Ancora più esplicita è la testimonianza della moglie di Borsellino, Agnese Piraino Leto, resa ai pm il 27 gennaio del 2010. A metà giugno 1992 il maritò ebbe uno sfogo rivelandole, testualmente, che “c’era un colloquio tra la mafia e parti infedeli dello Stato”. Non basta: “Confermo che mi disse che il generale Subranni era ‘punciuto'”, cioè affiliato a Cosa nostra. Antonio Subranni, attualmente generale in congedo, all’epoca era il comandante del Ros, il raggruppamento speciale dei carabinieri in cui operavano Mori e De Donno. “Era sbalordito, ma lo disse con tono assolutamente certo, senza svelarmi la fonte. Aggiunse che quando glielo avevano detto era stato tanto male da avere avuto conati di vomito: per lui l’Arma dei carabinieri era intoccabile…”.

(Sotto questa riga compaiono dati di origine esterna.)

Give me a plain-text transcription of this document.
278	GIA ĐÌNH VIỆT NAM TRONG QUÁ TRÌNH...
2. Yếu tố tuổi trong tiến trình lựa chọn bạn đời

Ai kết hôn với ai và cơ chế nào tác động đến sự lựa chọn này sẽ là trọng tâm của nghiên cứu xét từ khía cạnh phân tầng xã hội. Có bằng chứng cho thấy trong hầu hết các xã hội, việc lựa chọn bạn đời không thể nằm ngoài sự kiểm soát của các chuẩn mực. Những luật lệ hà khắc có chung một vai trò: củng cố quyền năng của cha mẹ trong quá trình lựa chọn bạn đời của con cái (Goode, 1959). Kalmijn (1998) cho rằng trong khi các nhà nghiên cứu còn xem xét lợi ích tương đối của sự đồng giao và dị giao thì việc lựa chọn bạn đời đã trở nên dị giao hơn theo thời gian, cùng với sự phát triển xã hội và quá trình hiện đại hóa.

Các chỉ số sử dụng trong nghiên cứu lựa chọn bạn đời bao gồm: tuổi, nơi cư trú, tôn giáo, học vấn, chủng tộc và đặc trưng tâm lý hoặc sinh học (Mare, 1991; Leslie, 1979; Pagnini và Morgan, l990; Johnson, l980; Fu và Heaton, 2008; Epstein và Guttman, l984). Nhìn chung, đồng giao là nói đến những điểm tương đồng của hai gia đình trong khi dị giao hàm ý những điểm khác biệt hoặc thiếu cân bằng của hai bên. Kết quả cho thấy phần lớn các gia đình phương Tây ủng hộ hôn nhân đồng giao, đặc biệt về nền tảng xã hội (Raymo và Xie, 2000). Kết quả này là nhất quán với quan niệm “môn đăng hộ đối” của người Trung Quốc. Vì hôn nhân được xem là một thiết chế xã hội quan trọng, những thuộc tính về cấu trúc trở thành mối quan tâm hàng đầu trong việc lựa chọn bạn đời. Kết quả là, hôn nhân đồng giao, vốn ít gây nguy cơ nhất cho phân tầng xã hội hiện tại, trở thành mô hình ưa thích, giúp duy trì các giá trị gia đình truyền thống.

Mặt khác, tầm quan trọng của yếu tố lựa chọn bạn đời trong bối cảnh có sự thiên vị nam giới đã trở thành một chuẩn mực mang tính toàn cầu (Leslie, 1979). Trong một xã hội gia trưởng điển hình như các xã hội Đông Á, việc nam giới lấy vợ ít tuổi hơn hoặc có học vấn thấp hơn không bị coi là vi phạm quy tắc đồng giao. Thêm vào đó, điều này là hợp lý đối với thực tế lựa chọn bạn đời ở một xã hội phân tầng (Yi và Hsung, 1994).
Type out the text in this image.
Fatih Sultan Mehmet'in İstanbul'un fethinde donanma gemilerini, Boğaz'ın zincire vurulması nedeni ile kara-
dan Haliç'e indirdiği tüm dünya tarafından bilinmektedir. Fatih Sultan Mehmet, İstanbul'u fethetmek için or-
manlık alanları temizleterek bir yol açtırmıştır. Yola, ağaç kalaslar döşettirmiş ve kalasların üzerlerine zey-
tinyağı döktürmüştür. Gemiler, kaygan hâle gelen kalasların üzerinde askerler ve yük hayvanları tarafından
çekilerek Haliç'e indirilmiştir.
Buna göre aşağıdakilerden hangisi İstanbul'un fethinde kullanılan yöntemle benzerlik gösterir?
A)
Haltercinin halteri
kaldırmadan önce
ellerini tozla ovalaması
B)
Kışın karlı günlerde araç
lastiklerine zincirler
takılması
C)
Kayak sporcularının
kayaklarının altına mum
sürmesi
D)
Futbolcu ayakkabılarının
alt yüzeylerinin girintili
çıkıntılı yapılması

Borsellino ucciso perché ostacolo alla trattativa

Inoltre, secondo i magistrati, Paolo Borsellino venne ucciso dalla mafia perché era percepito da Riina come un “ostacolo” alla trattativa con esponenti delle istituzioni. Una trattativa che “sembrava essere arrivata su un binario morto” che il capomafia voleva “rivitalizzare” con una sanguinaria esibizione di potenza. Questo lo scenario disegnato dalla Procura di Caltanissetta. “La tempistica della strage è stata certamente influenzata dall’esistenza e dalla evoluzione della così detta trattativa tra uomini delle Istituzioni e Cosa nostra”. Si legge negli atti della Procura di Caltanissetta “Dalle indagini è altresì risultato”, scrivono i PM nisseni che al riguardo richiamano la testimonianza di Liliana Ferraro, succeduta a Giovanni Falcone al ministero della Giustizia, “che della trattativa era stato informato anche il dott. Borsellino il 28 giugno del 1992. Quest’ultimo elemento aggiunge un ulteriore tassello all’ipotesi dell’esistenza di un collegamento tra la conoscenza della trattativa da parte di Borsellino, la sua percezione quale ‘ostacolo’ da parte di Riina e la conseguente accelerazione della esecuzione della strage”.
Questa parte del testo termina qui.